网络finetune时,有两种思路,微调整个网络或者仅仅微调网络后几层,现以finetune mobilefacenet为例,加载预训练模型,并固定参数,仅训练自己添加的全连接层
通过查找发现fixed_param_names可达到fix的效果,代码如下
symbol, arg_params, aux_params = mx.model.load_checkpoint('model-y1-arcface', 0000)
all_layers = symbol.get_internals()
net = all_layers['fc1_output']
fixed_names=net.list_arguments()
model = mx.module.Module(symbol=symbol, context=devs,fixed_param_names=fixed_names)
但是实际运行时,发现参数还是发生变化了,通过多方查找和分析,才知道,因为mobilefacenet的BN中,添加了momentum=0.9,即使固定了参数,但训练后整体参数还是会发生变化,所以应该将mobilefacenet中的momentum改为1,但是如何修改呢
mxnet中网络模型存为params和json两种文件,load_checkpoint后得到symbol,arg_params,aux_params,其中arg_params中存储网络可训练参数,aux_params中存的是网络固定参数,例如均值和方差等,打开发现json发现里面有mean,var等,大胆猜测一波,json里面存的就是网络模型和未训练参数(不知道是不是全部),ctrl+f发现里面竟然也有momentum??????,进一步发现momentum后面的0.9和mobilefacenet网络定义时BN层中0.9是那么的相似,emmmmmm一个邪恶的想法诞生了---暴力将json中momentum指定为1,重新训练
有趣的事情发生了,参数不变了!!!!!不可思议!!!!
好了到这里了,如果这个方法对大家有效,记着留个赞啊,如果没用的话,那我只想说:
哈哈哈,最后附关键代码
import logging
import mxnet as mx
import numpy as np
import os.path, time,sys
# data iterators: generate data iterator from .rec file
def get_iterators(batch_size, rec_train, rec_val, lst_train, data_shape=(3, 112, 112)):
train = mx.io.ImageRecordIter(
path_imgrec=rec_train,
path_imglist=lst_train,
data_name='data',
label_name='softmax_label',
batch_size=batch_size,
data_shape=data_shape,
shuffle=True,
# shuffle=False,
rand_crop=True,
mirror =True,
rand_mirror=True,
max_rotate_angle=0)
val = mx.io.ImageRecordIter(
path_imgrec=rec_val,
data_name='data',
label_name='softmax_label',
batch_size=batch_size,
data_shape=data_shape)
return train,val
# load and tune model
def get_fine_tune_model(model_name):
# load model
symbol, arg_params, aux_params = mx.model.load_checkpoint('/home/xxx/anaconda2/envs/mobilefacenet/insightface_root/insightface/models/MobileFaceNet/model-y1-arcface', 0000)
# model tuning
all_layers = symbol.get_internals()
net = all_layers['fc1_output']
fixed_names=net.list_arguments()
_weight_newfc1 = mx.symbol.Variable("newfc1_weight", shape=(10, 128), lr_mult=1.0, wd_mult=5)

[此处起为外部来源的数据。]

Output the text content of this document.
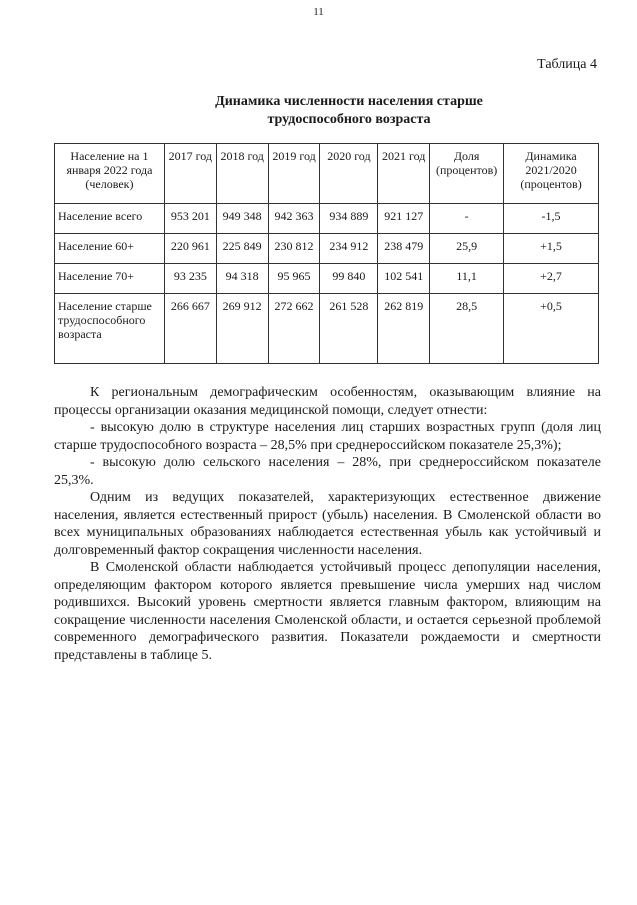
11
Таблица 4
Динамика численности населения старше
трудоспособного возраста
Население на 1 января 2022 года (человек)	2017 год	2018 год	2019 год	2020 год	2021 год	Доля (процентов)	Динамика 2021/2020 (процентов)
Население всего	953 201	949 348	942 363	934 889	921 127	-	-1,5
Население 60+	220 961	225 849	230 812	234 912	238 479	25,9	+1,5
Население 70+	93 235	94 318	95 965	99 840	102 541	11,1	+2,7
Население старше трудоспособного возраста	266 667	269 912	272 662	261 528	262 819	28,5	+0,5

К региональным демографическим особенностям, оказывающим влияние на процессы организации оказания медицинской помощи, следует отнести:

- высокую долю в структуре населения лиц старших возрастных групп (доля лиц старше трудоспособного возраста – 28,5% при среднероссийском показателе 25,3%);

- высокую долю сельского населения – 28%, при среднероссийском показателе 25,3%.

Одним из ведущих показателей, характеризующих естественное движение населения, является естественный прирост (убыль) населения. В Смоленской области во всех муниципальных образованиях наблюдается естественная убыль как устойчивый и долговременный фактор сокращения численности населения.

В Смоленской области наблюдается устойчивый процесс депопуляции населения, определяющим фактором которого является превышение числа умерших над числом родившихся. Высокий уровень смертности является главным фактором, влияющим на сокращение численности населения Смоленской области, и остается серьезной проблемой современного демографического развития. Показатели рождаемости и смертности представлены в таблице 5.
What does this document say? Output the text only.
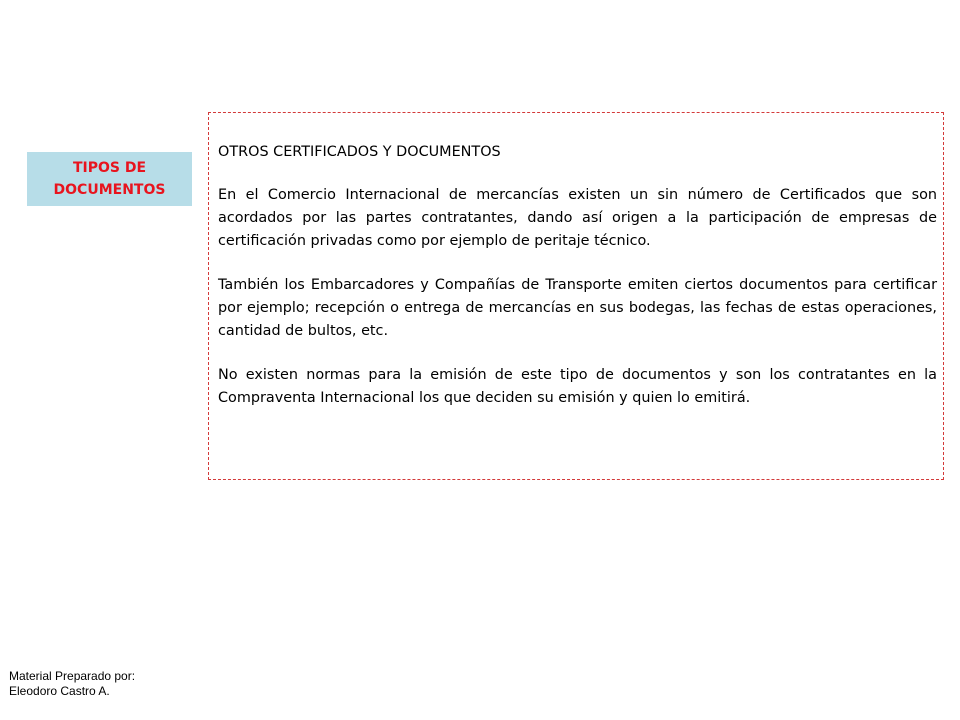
TIPOS DE
DOCUMENTOS
OTROS CERTIFICADOS Y DOCUMENTOS

En el Comercio Internacional de mercancías existen un sin número de Certificados que son acordados por las partes contratantes, dando así origen a la participación de empresas de certificación privadas como por ejemplo de peritaje técnico.

También los Embarcadores y Compañías de Transporte emiten ciertos documentos para certificar por ejemplo; recepción o entrega de mercancías en sus bodegas, las fechas de estas operaciones, cantidad de bultos, etc.

No existen normas para la emisión de este tipo de documentos y son los contratantes en la Compraventa Internacional los que deciden su emisión y quien lo emitirá.

Material Preparado por:
Eleodoro Castro A.
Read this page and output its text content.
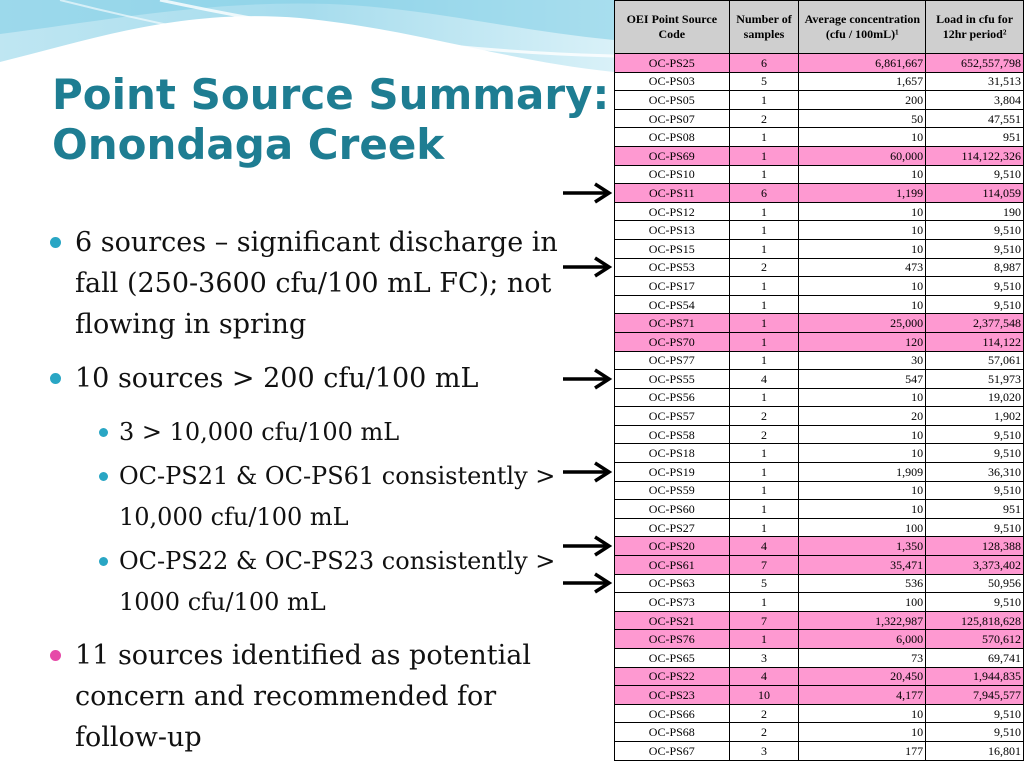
Point Source Summary:
Onondaga Creek
6 sources – significant discharge in fall (250-3600 cfu/100 mL FC); not flowing in spring
10 sources > 200 cfu/100 mL
3 > 10,000 cfu/100 mL
OC-PS21 & OC-PS61 consistently > 10,000 cfu/100 mL
OC-PS22 & OC-PS23 consistently > 1000 cfu/100 mL
11 sources identified as potential concern and recommended for follow-up
OEI Point Source Code	Number of samples	Average concentration (cfu / 100mL)¹	Load in cfu for 12hr period²
OC-PS25	6	6,861,667	652,557,798
OC-PS03	5	1,657	31,513
OC-PS05	1	200	3,804
OC-PS07	2	50	47,551
OC-PS08	1	10	951
OC-PS69	1	60,000	114,122,326
OC-PS10	1	10	9,510
OC-PS11	6	1,199	114,059
OC-PS12	1	10	190
OC-PS13	1	10	9,510
OC-PS15	1	10	9,510
OC-PS53	2	473	8,987
OC-PS17	1	10	9,510
OC-PS54	1	10	9,510
OC-PS71	1	25,000	2,377,548
OC-PS70	1	120	114,122
OC-PS77	1	30	57,061
OC-PS55	4	547	51,973
OC-PS56	1	10	19,020
OC-PS57	2	20	1,902
OC-PS58	2	10	9,510
OC-PS18	1	10	9,510
OC-PS19	1	1,909	36,310
OC-PS59	1	10	9,510
OC-PS60	1	10	951
OC-PS27	1	100	9,510
OC-PS20	4	1,350	128,388
OC-PS61	7	35,471	3,373,402
OC-PS63	5	536	50,956
OC-PS73	1	100	9,510
OC-PS21	7	1,322,987	125,818,628
OC-PS76	1	6,000	570,612
OC-PS65	3	73	69,741
OC-PS22	4	20,450	1,944,835
OC-PS23	10	4,177	7,945,577
OC-PS66	2	10	9,510
OC-PS68	2	10	9,510
OC-PS67	3	177	16,801
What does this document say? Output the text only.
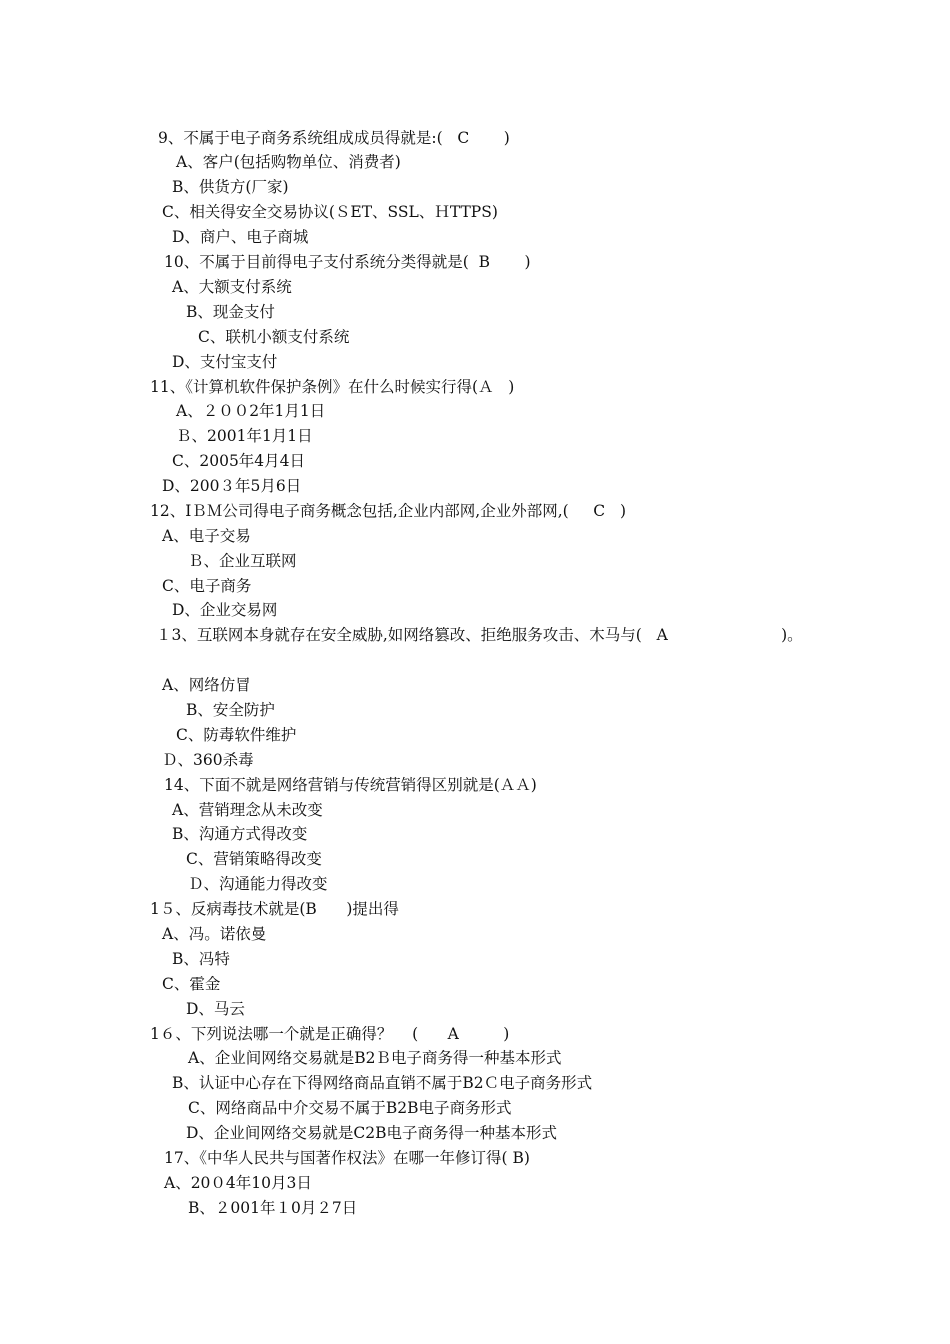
9、不属于电子商务系统组成成员得就是:(   C       )
A、客户(包括购物单位、消费者)
B、供货方(厂家)
C、相关得安全交易协议(ＳET、SSL、ＨTTPS)
D、商户、电子商城
10、不属于目前得电子支付系统分类得就是(  B       )
A、大额支付系统
B、现金支付
C、联机小额支付系统
D、支付宝支付
11、《计算机软件保护条例》在什么时候实行得(Ａ   )
A、２００2年1月1日
Ｂ、2001年1月1日
C、2005年4月4日
D、200３年5月6日
12、IＢＭ公司得电子商务概念包括,企业内部网,企业外部网,(     C   )
A、电子交易
Ｂ、企业互联网
C、电子商务
D、企业交易网
１3、互联网本身就存在安全威胁,如网络篡改、拒绝服务攻击、木马与(   A                       )。
A、网络仿冒
B、安全防护
C、防毒软件维护
Ｄ、360杀毒
14、下面不就是网络营销与传统营销得区别就是(ＡＡ)
A、营销理念从未改变
B、沟通方式得改变
C、营销策略得改变
Ｄ、沟通能力得改变
1５、反病毒技术就是(B      )提出得
A、冯。诺依曼
B、冯特
C、霍金
D、马云
1６、下列说法哪一个就是正确得？    (      A         )
A、企业间网络交易就是B2Ｂ电子商务得一种基本形式
B、认证中心存在下得网络商品直销不属于B2Ｃ电子商务形式
C、网络商品中介交易不属于B2B电子商务形式
D、企业间网络交易就是C2B电子商务得一种基本形式
17、《中华人民共与国著作权法》在哪一年修订得( B)
A、20０4年10月3日
B、２001年１0月２7日
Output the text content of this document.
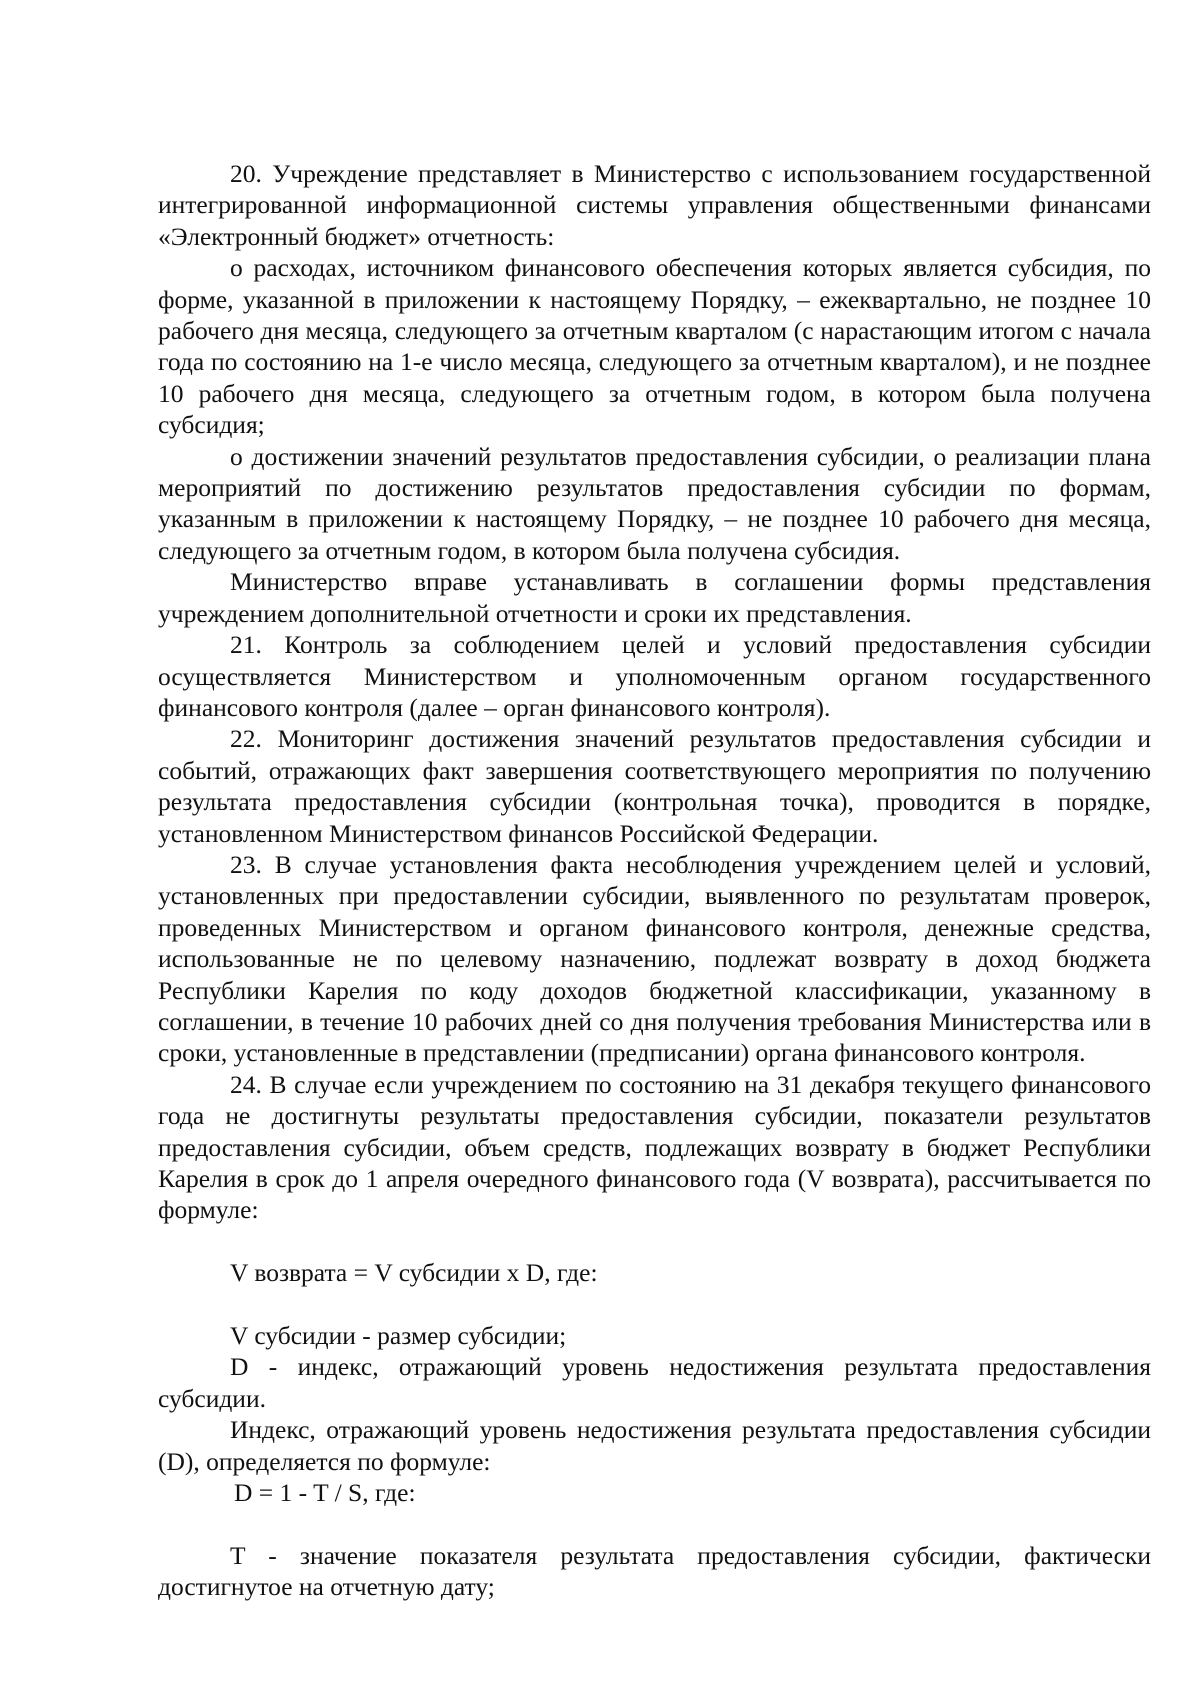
20. Учреждение представляет в Министерство с использованием государственной интегрированной информационной системы управления общественными финансами «Электронный бюджет» отчетность:

о расходах, источником финансового обеспечения которых является субсидия, по форме, указанной в приложении к настоящему Порядку, – ежеквартально, не позднее 10 рабочего дня месяца, следующего за отчетным кварталом (с нарастающим итогом с начала года по состоянию на 1-е число месяца, следующего за отчетным кварталом), и не позднее 10 рабочего дня месяца, следующего за отчетным годом, в котором была получена субсидия;

о достижении значений результатов предоставления субсидии, о реализации плана мероприятий по достижению результатов предоставления субсидии по формам, указанным в приложении к настоящему Порядку, – не позднее 10 рабочего дня месяца, следующего за отчетным годом, в котором была получена субсидия.

Министерство вправе устанавливать в соглашении формы представления учреждением дополнительной отчетности и сроки их представления.

21. Контроль за соблюдением целей и условий предоставления субсидии осуществляется Министерством и уполномоченным органом государственного финансового контроля (далее – орган финансового контроля).

22. Мониторинг достижения значений результатов предоставления субсидии и событий, отражающих факт завершения соответствующего мероприятия по получению результата предоставления субсидии (контрольная точка), проводится в порядке, установленном Министерством финансов Российской Федерации.

23. В случае установления факта несоблюдения учреждением целей и условий, установленных при предоставлении субсидии, выявленного по результатам проверок, проведенных Министерством и органом финансового контроля, денежные средства, использованные не по целевому назначению, подлежат возврату в доход бюджета Республики Карелия по коду доходов бюджетной классификации, указанному в соглашении, в течение 10 рабочих дней со дня получения требования Министерства или в сроки, установленные в представлении (предписании) органа финансового контроля.

24. В случае если учреждением по состоянию на 31 декабря текущего финансового года не достигнуты результаты предоставления субсидии, показатели результатов предоставления субсидии, объем средств, подлежащих возврату в бюджет Республики Карелия в срок до 1 апреля очередного финансового года (V возврата), рассчитывается по формуле:

V возврата = V субсидии x D, где:

V субсидии - размер субсидии;

D - индекс, отражающий уровень недостижения результата предоставления субсидии.

Индекс, отражающий уровень недостижения результата предоставления субсидии (D), определяется по формуле:

D = 1 - T / S, где:

T - значение показателя результата предоставления субсидии, фактически достигнутое на отчетную дату;
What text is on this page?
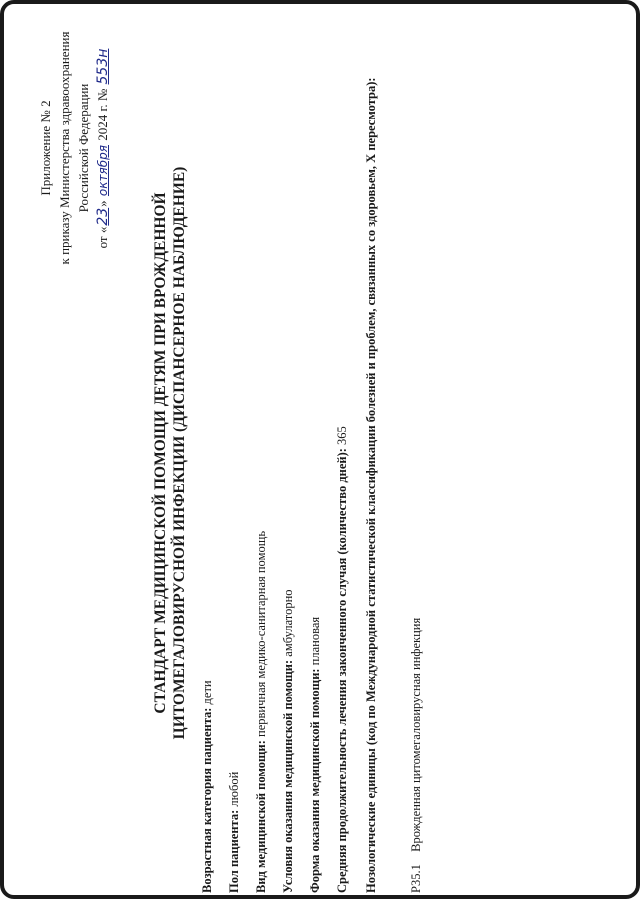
Приложение № 2 к приказу Министерства здравоохранения Российской Федерации
от «23» октября 2024 г. № 553н
СТАНДАРТ МЕДИЦИНСКОЙ ПОМОЩИ ДЕТЯМ ПРИ ВРОЖДЕННОЙ ЦИТОМЕГАЛОВИРУСНОЙ ИНФЕКЦИИ (ДИСПАНСЕРНОЕ НАБЛЮДЕНИЕ)
Возрастная категория пациента: дети
Пол пациента: любой	Вид медицинской помощи: первичная медико-санитарная помощь
Условия оказания медицинской помощи: амбулаторно
Форма оказания медицинской помощи: плановая	Средняя продолжительность лечения законченного случая (количество дней): 365	Нозологические единицы (код по Международной статистической классификации болезней и проблем, связанных со здоровьем, X пересмотра):	P35.1 Врожденная цитомегаловирусная инфекция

net = mx.symbol.FullyConnected(data=net, num_hidden=10, name='newfc1')
net = mx.symbol.SoftmaxOutput(data=net, name='softmax')
# eliminate weights of new layer
#finetune_lr = dict({k: 0 for k in arg_params})
#print(finetune_lr)
new_args = dict({k:arg_params[k] for k in arg_params if 'newfc1' not in k})
return (net, new_args,aux_params,fixed_names)
#model training
def fit(symbol, arg_params, aux_params, iter_train, iter_val, num_epoch, batch_size, gpu_avaliable,fixed_names):
devs = [mx.gpu(i) for i in gpu_avaliable]
model = mx.module.Module(symbol=symbol, context=devs,fixed_param_names=fixed_names)
# metric
com_metric = mx.metric.CompositeEvalMetric()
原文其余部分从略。